Epidemiolog: Vaksin Mandiri Berpotensi Dikuasai Orang Berduit Dibanding Orang Membutuhkan
JAKARTA, iNews.id - Epidemiolog asal Griffith University Australia, Dicky Budiman menolak wacana kebijakan vaksin mandiri, atau yang disebutnya privatisasi vaksin Covid-19. Dia memandang, privatisasi vaksin berbahaya dalam pengendalian pandemi. Sebab, vaksin berpotensi dikuasai orang berduit ketimbang yang membutuhkan.
"Privatisasi vaksin ini menjadi ide yang kontradiktif dan cenderung berbahaya karena privatisasi akan menempatkan orang kaya, memiliki akses secara ekonomi lebih ada di depan dalam mengakses vaksin ini dibanding orang yang memerlukan," ujar Dicky melalui pesan suara, Minggu (24/1/2021).

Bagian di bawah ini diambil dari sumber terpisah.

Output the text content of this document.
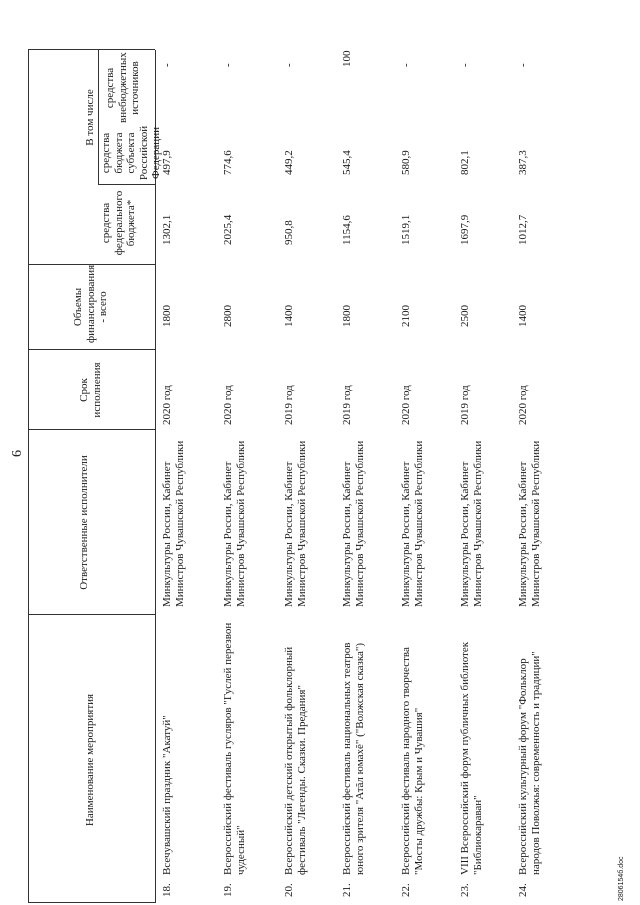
6
Наименование мероприятия
Ответственные исполнители
Срок исполнения
Объемы финансирования - всего
В том числе
средства федерального бюджета*
средства бюджета субъекта Российской Федерации
средства внебюджетных источников
18.
Всечувашский праздник "Акатуй"
Минкультуры России, Кабинет Министров Чувашской Республики
2020 год
1800
1302,1
497,9
-
19.
Всероссийский фестиваль гусляров "Гуслей перезвон чудесный"
Минкультуры России, Кабинет Министров Чувашской Республики
2020 год
2800
2025,4
774,6
-
20.
Всероссийский детский открытый фольклорный фестиваль "Легенды. Сказки. Предания"
Минкультуры России, Кабинет Министров Чувашской Республики
2019 год
1400
950,8
449,2
-
21.
Всероссийский фестиваль национальных театров юного зрителя "Атăл юмахĕ" ("Волжская сказка")
Минкультуры России, Кабинет Министров Чувашской Республики
2019 год
1800
1154,6
545,4
100
22.
Всероссийский фестиваль народного творчества "Мосты дружбы: Крым и Чувашия"
Минкультуры России, Кабинет Министров Чувашской Республики
2020 год
2100
1519,1
580,9
-
23.
VIII Всероссийский форум публичных библиотек "Библиокараван"
Минкультуры России, Кабинет Министров Чувашской Республики
2019 год
2500
1697,9
802,1
-
24.
Всероссийский культурный форум "Фольклор народов Поволжья: современность и традиции"
Минкультуры России, Кабинет Министров Чувашской Республики
2020 год
1400
1012,7
387,3
-
2806154б.doc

"Jadi beda, orang yang bisa membeli dengan orang yang memerlukan. Itu dua hal yang berbeda, dan ini artinya kita melawan dari prinsip pengendalian pandemi itu sendiri," katanya.
Dicky mengatakan, seharusnya vaksin Covid-19 diutamakan lebih dulu diberikan kepada mereka yang lansia, punya penyakit bawaan (komorbid) serta pekerja esensial. Di mana, kata Dicky, bisa saja golongan tersebut ekonominya tidak mencukupi untuk membeli vaksin.

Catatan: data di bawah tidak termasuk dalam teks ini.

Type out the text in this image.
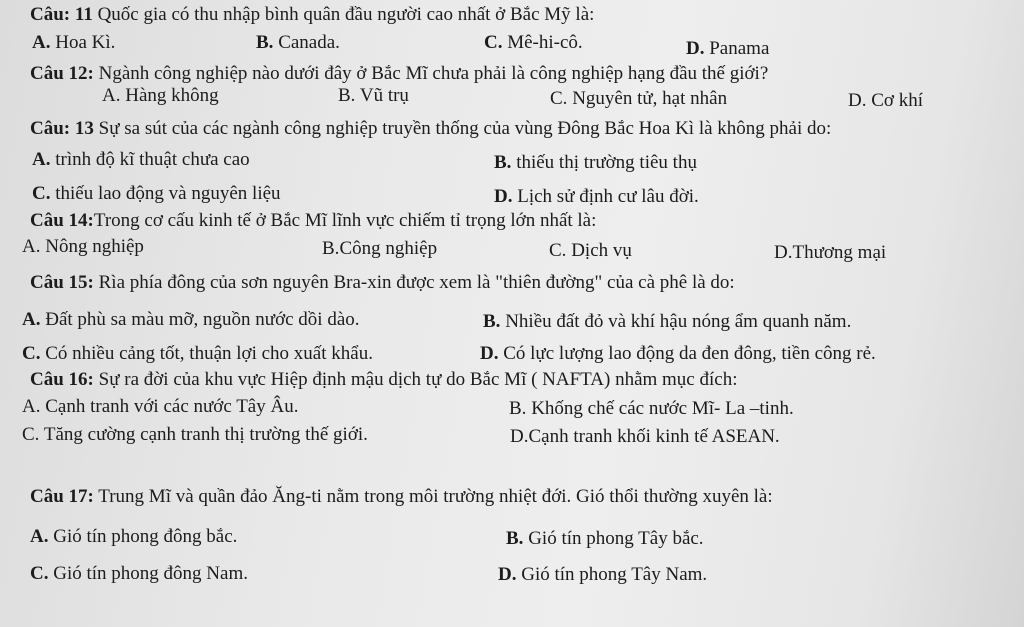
Câu: 11 Quốc gia có thu nhập bình quân đầu người cao nhất ở Bắc Mỹ là:
A. Hoa Kì.	B. Canada.	C. Mê-hi-cô.	D. Panama
Câu 12: Ngành công nghiệp nào dưới đây ở Bắc Mĩ chưa phải là công nghiệp hạng đầu thế giới?
A. Hàng không	B. Vũ trụ	C. Nguyên tử, hạt nhân	D. Cơ khí
Câu: 13 Sự sa sút của các ngành công nghiệp truyền thống của vùng Đông Bắc Hoa Kì là không phải do:
A. trình độ kĩ thuật chưa cao	B. thiếu thị trường tiêu thụ
C. thiếu lao động và nguyên liệu	D. Lịch sử định cư lâu đời.
Câu 14:Trong cơ cấu kinh tế ở Bắc Mĩ lĩnh vực chiếm tỉ trọng lớn nhất là:
A. Nông nghiệp	B.Công nghiệp	C. Dịch vụ	D.Thương mại
Câu 15: Rìa phía đông của sơn nguyên Bra-xin được xem là "thiên đường" của cà phê là do:
A. Đất phù sa màu mỡ, nguồn nước dồi dào.	B. Nhiều đất đỏ và khí hậu nóng ẩm quanh năm.
C. Có nhiều cảng tốt, thuận lợi cho xuất khẩu.	D. Có lực lượng lao động da đen đông, tiền công rẻ.
Câu 16: Sự ra đời của khu vực Hiệp định mậu dịch tự do Bắc Mĩ ( NAFTA) nhằm mục đích:
A. Cạnh tranh với các nước Tây Âu.	B. Khống chế các nước Mĩ- La –tinh.
C. Tăng cường cạnh tranh thị trường thế giới.	D.Cạnh tranh khối kinh tế ASEAN.
Câu 17: Trung Mĩ và quần đảo Ăng-ti nằm trong môi trường nhiệt đới. Gió thổi thường xuyên là:
A. Gió tín phong đông bắc.	B. Gió tín phong Tây bắc.
C. Gió tín phong đông Nam.	D. Gió tín phong Tây Nam.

"Orang yang harus kita lindungi ini umumnya lansia, komorbid, pekerja esensial, yang sebagian besar kemungkinan tidak memiliki kempuan secara ekonomi," ujarnya.
Menurut Dicky, wacana privatisasi vaksin di tengah pandemi, bukan yang pertama kali di Indonesia. Dia melihat hal itu sudah sering terjadi di tengah pandemi dengan motif ekonomi di belakangnya.
"Ini seakan membenturkan sektor ekonomi dengan public health. Harus dipahami di sisi lain memang ada kebutuhan dari sisi pengusaha, ekonomi, ada kebutuhan sektor kesehatan, tapi yang jelas, saat ini kondisnya adalah pandemi, dihadapi semua masyarakat dunia," katanya.